The number of new people who tested positive for COVID-19 in Illinois during the last 24 hours jumped to 3,137 people. In addition, the percentage of people who tested positive on the tests was 21.2%, a sign that there may be many more people with COVID-19 in the community who have not yet been tested.
Governor J.B. Pritzker laid out an ambitious plan to contact trace people who test positive for COVID-19, with a price tag of about $80 million. Contact tracing is a key element to open the economy.
Measures to Open the Illinois Economy
One measure being used to determine if the economy is ready to open is whether the number of COVID-19 infections and/or the number of hospitalizations has peaked and has shown a downward trajectory for 14 consecutive days. In the last 10 days, Governor J.B. Pritzker has seemed to put his focus on the trend in hospitalizations.
Gov. Pritzker has also repeatedly said that other measures include whether testing, tracing and treatment are in place. In addition, he says it is critical that an adequate amount of Personal Protection Equipment (PPEs, e.g., face masks, gowns, etc.) be available.
Below is data showing the trends in infections, hospitalizations, and testing.
The Number of Infections and Hospitalizations
Evanston: The number of Evanston residents who have tested positive for COVID-19 increased by 19 cases today, May 1, for a total of 357 cases, according to information provided by the City of Evanston. The trend is shown in the above chart.
To date, a total of 10 Evanstonians have died due to COVID-19.
Chicago, Cook County and Illinois: For Chicago, the number of confirmed COVID-19 cases grew from 21,491 yesterday to 22,718 today; the cases in Cook County grew from 36,593 yesterday to 38,668 today; and the number of cases in Illinois grew from 52,918 yesterday to 56,055 today. The trend is shown in the first chart in the chart box.
Dr. Ngozi Ezike, the Director of Illinois Department of Public Health, said that there were 3,137 new confirmed cases reported in the last 24 hours in Illinois. This is the highest number of new cases thus far.

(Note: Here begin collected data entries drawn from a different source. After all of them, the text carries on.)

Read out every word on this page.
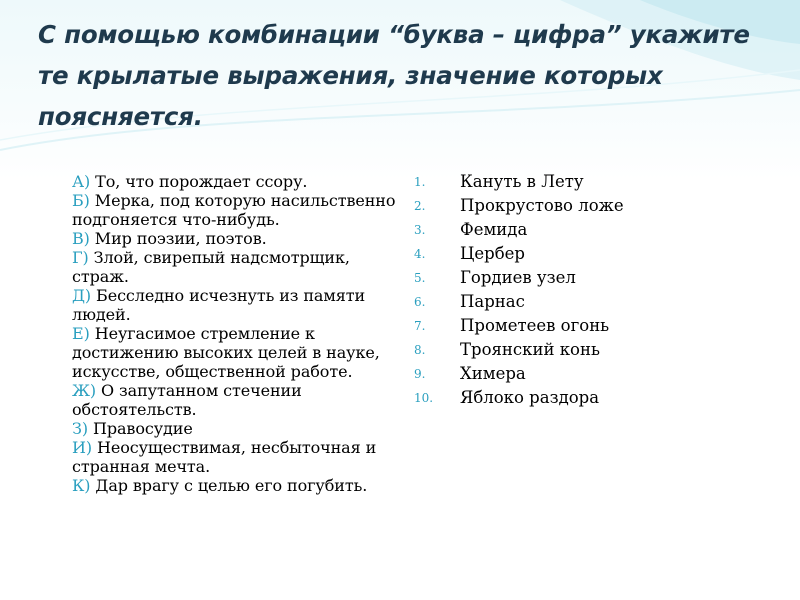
С помощью комбинации “буква – цифра” укажите те крылатые выражения, значение которых поясняется.

А) То, что порождает ссору.

Б) Мерка, под которую насильственно подгоняется что-нибудь.

В) Мир поэзии, поэтов.

Г) Злой, свирепый надсмотрщик, страж.

Д) Бесследно исчезнуть из памяти людей.

Е) Неугасимое стремление к достижению высоких целей в науке, искусстве, общественной работе.

Ж) О запутанном стечении обстоятельств.

З) Правосудие

И) Неосуществимая, несбыточная и странная мечта.

К) Дар врагу с целью его погубить.

1.	Кануть в Лету
2.	Прокрустово ложе
3.	Фемида
4.	Цербер
5.	Гордиев узел
6.	Парнас
7.	Прометеев огонь
8.	Троянский конь
9.	Химера
10.	Яблоко раздора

The trend of new cases is shown in the second chart in the chart box.
The rate of increase of new cases, in relation to the total cases as of the prior day, was 4.7% on April 29, 5.1% on April 30, and 5.9 % today.
The number of deaths in Illinois due to COVID-19 increased by 105 in the last 24 hours, bringing the total number of deaths due to COVID-19 in Illinois to 2,355.
Hospitalizations in Illinois: Dr. Ezike reported that the number of hospitalizations due to COVID-19 in Illinois was 4,900 today, down from 4,953 on April 30 and 5063 on April 29. The number of COVID-19 patients occupying ICU beds was 1,263 today, down from 1,289 and 1,290 in the prior two days. Today 777 people are on ventilators, compared to 785 and 777 people in the prior two days.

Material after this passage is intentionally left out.